Selon les informations relayées par l’agence Anadolu, les ambassades de France au Proche-Orient ont appelé leurs ressortissants à faire preuve de la plus grande prudence. En Israël, la représentation diplomatique française a notifié l’instauration de l’état d’urgence sur l’ensemble du territoire. Ce dispositif exceptionnel se traduit par des consignes strictes : obligation de rester à proximité d’un abri, interdiction formelle des rassemblements et suspension de toute activité professionnelle ou éducative non essentielle. Parallèlement, l’espace aérien israélien a été fermé jusqu’à nouvel ordre, paralysant les vols commerciaux, bien que les frontières terrestres demeurent ouvertes.

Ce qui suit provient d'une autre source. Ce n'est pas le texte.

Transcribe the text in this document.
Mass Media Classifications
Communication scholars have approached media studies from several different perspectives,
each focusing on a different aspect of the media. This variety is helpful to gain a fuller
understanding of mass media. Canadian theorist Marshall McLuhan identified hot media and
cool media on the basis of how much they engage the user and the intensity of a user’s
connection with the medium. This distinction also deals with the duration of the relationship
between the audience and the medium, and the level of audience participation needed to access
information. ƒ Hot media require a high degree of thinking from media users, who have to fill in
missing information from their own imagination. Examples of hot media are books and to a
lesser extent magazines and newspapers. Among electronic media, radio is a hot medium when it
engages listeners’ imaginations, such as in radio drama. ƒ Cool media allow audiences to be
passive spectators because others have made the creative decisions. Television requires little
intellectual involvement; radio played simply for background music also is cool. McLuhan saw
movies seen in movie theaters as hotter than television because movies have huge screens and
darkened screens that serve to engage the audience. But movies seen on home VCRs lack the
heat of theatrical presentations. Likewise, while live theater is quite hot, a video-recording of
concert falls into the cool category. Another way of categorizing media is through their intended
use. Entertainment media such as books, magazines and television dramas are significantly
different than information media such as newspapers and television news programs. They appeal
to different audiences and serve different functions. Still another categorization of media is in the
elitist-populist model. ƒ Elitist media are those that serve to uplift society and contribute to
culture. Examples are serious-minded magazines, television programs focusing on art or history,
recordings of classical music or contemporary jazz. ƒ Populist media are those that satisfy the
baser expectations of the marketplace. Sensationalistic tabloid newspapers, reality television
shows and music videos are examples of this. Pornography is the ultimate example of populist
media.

Cette vague d’alertes fait suite à une offensive matinale menée par Washington et Tel-Aviv. Le ministère israélien de la Défense a annoncé le lancement d’une attaque préventive, tandis que le président américain Donald Trump a déclaré avoir déclenché une opération d’envergure. Les frappes ont visé plusieurs points stratégiques en Iran, touchant la capitale Téhéran, ainsi que les villes d’Ispahan, Karadj, Qom, Tabriz, Chiraz, Bouchehr, Kermanshah et Ilam.
La réaction iranienne ne s’est pas limitée au territoire israélien. Si l’armée iranienne a dirigé des dizaines de missiles balistiques et de drones vers Israël, elle a également élargi son rayon d’action. Les forces de Téhéran ont ciblé par des frappes de missiles les bases militaires américaines réparties dans cinq pays de la région : Bahreïn, les Émirats arabes unis, le Koweït, le Qatar et la Jordanie. Les autorités iraniennes ont notamment précisé avoir touché la base navale américaine située à Bahreïn.
Cette nouvelle confrontation directe s’inscrit dans un climat de belligérance continue. En juin dernier, un précédent conflit de douze jours entre Israël et l’Iran avait déjà culminé avec le bombardement de trois sites nucléaires iraniens par les forces américaines.